Top 10 Must-Read Computer Vision Papers of 2021

Source: DeepHub IMBA



This article has 2000 words, recommended reading time is 10 minutes.
This article will include clear video explanations and code, and a full reference for each paper is listed at the end.

The top 10 computer vision papers of 2021, including video demonstrations, articles, code, and paper references.The global economy has fallen into an unprecedented stagnation due to the impact of the virus, but research has not slowed its frantic pace, especially in the field of artificial intelligence. This year’s papers not only highlight general research results but also emphasize many important aspects such as ethics, significant biases, governance, transparency, and more. The understanding of artificial intelligence and its connection to the human brain continues to evolve, showing promising applications that could improve our quality of life in the near future. However, we should be cautious in choosing which technologies to apply.

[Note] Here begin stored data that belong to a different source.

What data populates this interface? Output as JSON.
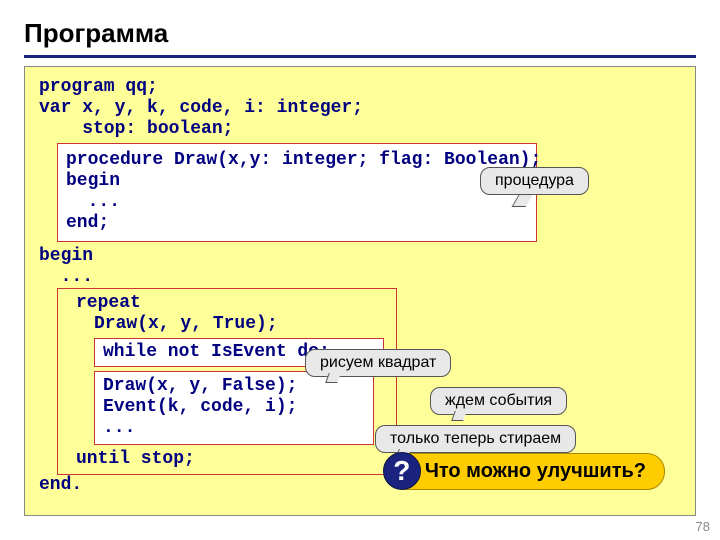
{
  "title": "Программа",
  "code": {
    "l1": "program qq;",
    "l2": "var x, y, k, code, i: integer;",
    "l3": "    stop: boolean;",
    "proc": "procedure Draw(x,y: integer; flag: Boolean);\nbegin\n  ...\nend;",
    "l4": "begin",
    "l5": "  ...",
    "repeat_kw": "repeat",
    "draw_true": "Draw(x, y, True);",
    "while_line": "while not IsEvent do;",
    "draw_false": "Draw(x, y, False);\nEvent(k, code, i);\n...",
    "until_kw": "until stop;",
    "l6": "end."
  },
  "callouts": {
    "proc": "процедура",
    "draw": "рисуем квадрат",
    "wait": "ждем события",
    "erase": "только теперь стираем"
  },
  "improve": "Что можно улучшить?",
  "qmark": "?",
  "page": "78"
}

“Science cannot tell us what we should do; it can only tell us what we can do.” — Jean-Paul Sartre, Being and Nothingness

Here are the 10 most interesting research papers I summarized in the field of computer vision this year. In short, it is essentially a curated list of the latest breakthroughs in AI and CV. This article will include clear video explanations and code (if available). A complete reference for each paper is listed at the end of this article. If you have any recommendations, please feel free to contact me.

DALL·E: Zero-Shot Text-to-Image Generation from OpenAI [1]

OpenAI successfully trained a network capable of generating images from text prompts. It is very similar to GPT-3 and Image GPT, producing astonishing results.Code: https://github.com/openai/DALL-E

Taming Transformers for High-Resolution Image Synthesis [2]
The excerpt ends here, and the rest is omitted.